Apple Tree Theatre Company
By Lawrence Bommer
Scapin, Rusty Magee's musicalization of Moliere's 1670 Les Fourberies de Scapin, is an adaptation true to its source: this slight farce becomes an even slighter musical.
Working from a hip but weak translation and adaptation by Shelley Berc and Andrei Belgrader, Magee has written ten more or less forgettable songs, most of them clumsy spoofs of better stuff; their sole strength is that they're too brief to slow down Moliere's mayhem.
Moliere's flimsy plot centers around the wily servant Scapin, a rogue who shrewdly serves his own interests by aiding two unhappy young men whose love interests go against the wishes of their selfish, greedy fathers. Then, playing both sides against the middle, Scapin extorts cash from the gullible dads (not much scheming for commedia, considering that's basically all he does). Then, as Scapin is about to be exposed, he's rescued by the wild coincidences of a whipped-up happy ending.

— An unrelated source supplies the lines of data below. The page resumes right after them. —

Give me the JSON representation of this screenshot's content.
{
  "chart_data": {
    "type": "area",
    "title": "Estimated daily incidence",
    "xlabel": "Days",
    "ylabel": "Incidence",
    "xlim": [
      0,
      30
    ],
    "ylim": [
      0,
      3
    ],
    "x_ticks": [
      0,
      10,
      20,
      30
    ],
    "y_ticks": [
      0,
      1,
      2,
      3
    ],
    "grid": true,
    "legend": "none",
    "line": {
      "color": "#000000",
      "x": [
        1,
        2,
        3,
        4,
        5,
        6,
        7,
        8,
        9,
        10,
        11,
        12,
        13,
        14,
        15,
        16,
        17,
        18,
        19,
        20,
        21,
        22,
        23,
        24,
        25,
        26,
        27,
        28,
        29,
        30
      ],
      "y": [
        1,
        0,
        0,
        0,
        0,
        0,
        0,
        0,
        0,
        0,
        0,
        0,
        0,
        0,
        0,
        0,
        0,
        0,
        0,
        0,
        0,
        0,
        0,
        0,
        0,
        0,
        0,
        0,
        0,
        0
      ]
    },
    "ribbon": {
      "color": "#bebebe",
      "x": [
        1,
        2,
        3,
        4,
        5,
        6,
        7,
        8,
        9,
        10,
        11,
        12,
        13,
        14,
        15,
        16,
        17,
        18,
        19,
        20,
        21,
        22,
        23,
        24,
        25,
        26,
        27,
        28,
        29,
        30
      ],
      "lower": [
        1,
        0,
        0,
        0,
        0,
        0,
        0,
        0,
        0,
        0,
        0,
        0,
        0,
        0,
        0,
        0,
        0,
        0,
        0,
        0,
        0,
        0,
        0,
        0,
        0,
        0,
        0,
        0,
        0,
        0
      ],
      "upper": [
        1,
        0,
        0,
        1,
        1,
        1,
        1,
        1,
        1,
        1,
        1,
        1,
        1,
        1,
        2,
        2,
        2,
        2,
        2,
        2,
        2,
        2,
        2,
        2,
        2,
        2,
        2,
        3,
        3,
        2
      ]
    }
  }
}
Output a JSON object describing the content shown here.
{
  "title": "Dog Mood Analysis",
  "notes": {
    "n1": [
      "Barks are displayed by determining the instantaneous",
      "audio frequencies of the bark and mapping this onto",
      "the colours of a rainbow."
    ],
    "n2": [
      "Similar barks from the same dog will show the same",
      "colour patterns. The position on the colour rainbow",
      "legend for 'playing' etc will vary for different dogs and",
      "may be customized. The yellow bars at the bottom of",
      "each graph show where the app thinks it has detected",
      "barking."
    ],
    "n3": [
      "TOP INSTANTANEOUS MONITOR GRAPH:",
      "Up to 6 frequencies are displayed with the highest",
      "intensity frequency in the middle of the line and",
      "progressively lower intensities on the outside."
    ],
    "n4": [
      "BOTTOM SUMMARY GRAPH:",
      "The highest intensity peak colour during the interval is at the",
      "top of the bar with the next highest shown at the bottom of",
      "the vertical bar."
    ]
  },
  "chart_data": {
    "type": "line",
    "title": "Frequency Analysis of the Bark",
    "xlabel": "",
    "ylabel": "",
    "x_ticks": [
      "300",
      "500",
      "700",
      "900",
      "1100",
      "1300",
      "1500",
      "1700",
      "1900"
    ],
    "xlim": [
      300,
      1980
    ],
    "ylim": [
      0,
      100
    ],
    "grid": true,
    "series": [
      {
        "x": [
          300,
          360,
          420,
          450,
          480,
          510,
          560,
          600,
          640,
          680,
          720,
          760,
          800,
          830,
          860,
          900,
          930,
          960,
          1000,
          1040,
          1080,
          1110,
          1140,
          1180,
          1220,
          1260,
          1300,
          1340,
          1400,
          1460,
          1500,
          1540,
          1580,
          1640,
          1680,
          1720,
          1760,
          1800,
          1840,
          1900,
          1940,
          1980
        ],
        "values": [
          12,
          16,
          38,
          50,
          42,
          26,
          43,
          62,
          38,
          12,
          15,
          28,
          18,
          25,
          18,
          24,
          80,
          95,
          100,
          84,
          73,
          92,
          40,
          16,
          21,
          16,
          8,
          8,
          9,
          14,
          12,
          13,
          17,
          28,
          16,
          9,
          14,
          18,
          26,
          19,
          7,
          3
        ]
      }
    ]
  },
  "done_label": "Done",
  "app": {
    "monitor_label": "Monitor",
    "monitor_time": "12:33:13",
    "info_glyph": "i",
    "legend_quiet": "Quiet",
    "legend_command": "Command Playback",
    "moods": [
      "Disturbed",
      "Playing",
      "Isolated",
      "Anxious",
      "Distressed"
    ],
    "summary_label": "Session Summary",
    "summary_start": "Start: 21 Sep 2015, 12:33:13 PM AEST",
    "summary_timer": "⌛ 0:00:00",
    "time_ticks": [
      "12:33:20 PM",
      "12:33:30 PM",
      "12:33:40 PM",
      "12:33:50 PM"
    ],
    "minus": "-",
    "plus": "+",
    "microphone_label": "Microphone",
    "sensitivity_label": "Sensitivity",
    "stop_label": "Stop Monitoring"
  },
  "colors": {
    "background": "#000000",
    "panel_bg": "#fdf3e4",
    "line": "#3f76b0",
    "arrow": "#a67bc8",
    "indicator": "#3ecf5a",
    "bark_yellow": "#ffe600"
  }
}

It's silly stuff, which may explain Scapin's recent hit revival at Yale Repertory Theatre; no doubt the sophomores loved its freshman humor--it couldn't have been the songs. But unfortunately the Apple Tree Theatre Company is not near a campus, and though children would love the slapstick, the blue stuff makes the play unsuitable for them. That leaves only ordinary adults--for whom the big lure has to be Ross Lehman, vaudeville crisp and shamelessly hammy in the title role.
If ever a vehicle was yoked to a comic genius, it's Scapin. The manic, multifaced Lehman mugs, leers, impersonates, deadpans, croons, rampages, works the house, indulges himself, and offends--some of his shticks will trample on cultural sensibilities.
Lehman's Scapin is a Phil Silvers on amphetamines, a 100-minute audition for the comic hall of fame. He terrifies one fatuous father into diving into a sack, then impersonates all of his multiethnic "assailants." Hurling himself into Scapin's one passable number, a blues anthem called "The Way I've Got," Lehman belts it out like the class clown on a tear. Later Scapin fakes a death scene to save his skin, and Lehman rushes pell-mell into the script's hilarious anachronistic litany of corny celluloid "last words"--Little Caesar, Citizen Kane, Star Trek, and too many more.
As skilled as Lehman is at choking laughs from a crowd, he shouldn't have to carry the show as much as he does. Except for Matthew McDonald's splenetically stupid performance as the miser father, Craig Kinzer's staging offers too little comic support for Lehman's flights of whimsy and too many forced gags. As the desperate, wimpy young men, Phil Johnson and David Bonanno are efficient but uninspired, their efforts more forced than combustible. Cynthia Cook has pert fun with her brief scenes as one of the missing daughters, but Carlton Miller as the other sports a "gypsy" accent that disappears within seconds. She's clearly sharper at singing than comedy. Backing up the undistinguished score are Larry Mohl on guitar and smoothly proficient Mark Weston on keyboards (which include a nearly inaudible harpsichord and a hokey accordion).
Complete with cleverly outsize props, Michael Biddle's brightly painted set looks like a pop-up book come to life; and Caryn Weglarz's costumes seem to have jumped right out of a Warner Brothers cartoon. Would that their hilarity were more contagious. Lehman could coax laughs from a pet rock, but overall the opening-night crowd (and first-nighters usually give "the kindness of strangers" a whole new meaning) kept its guffaws under tight control.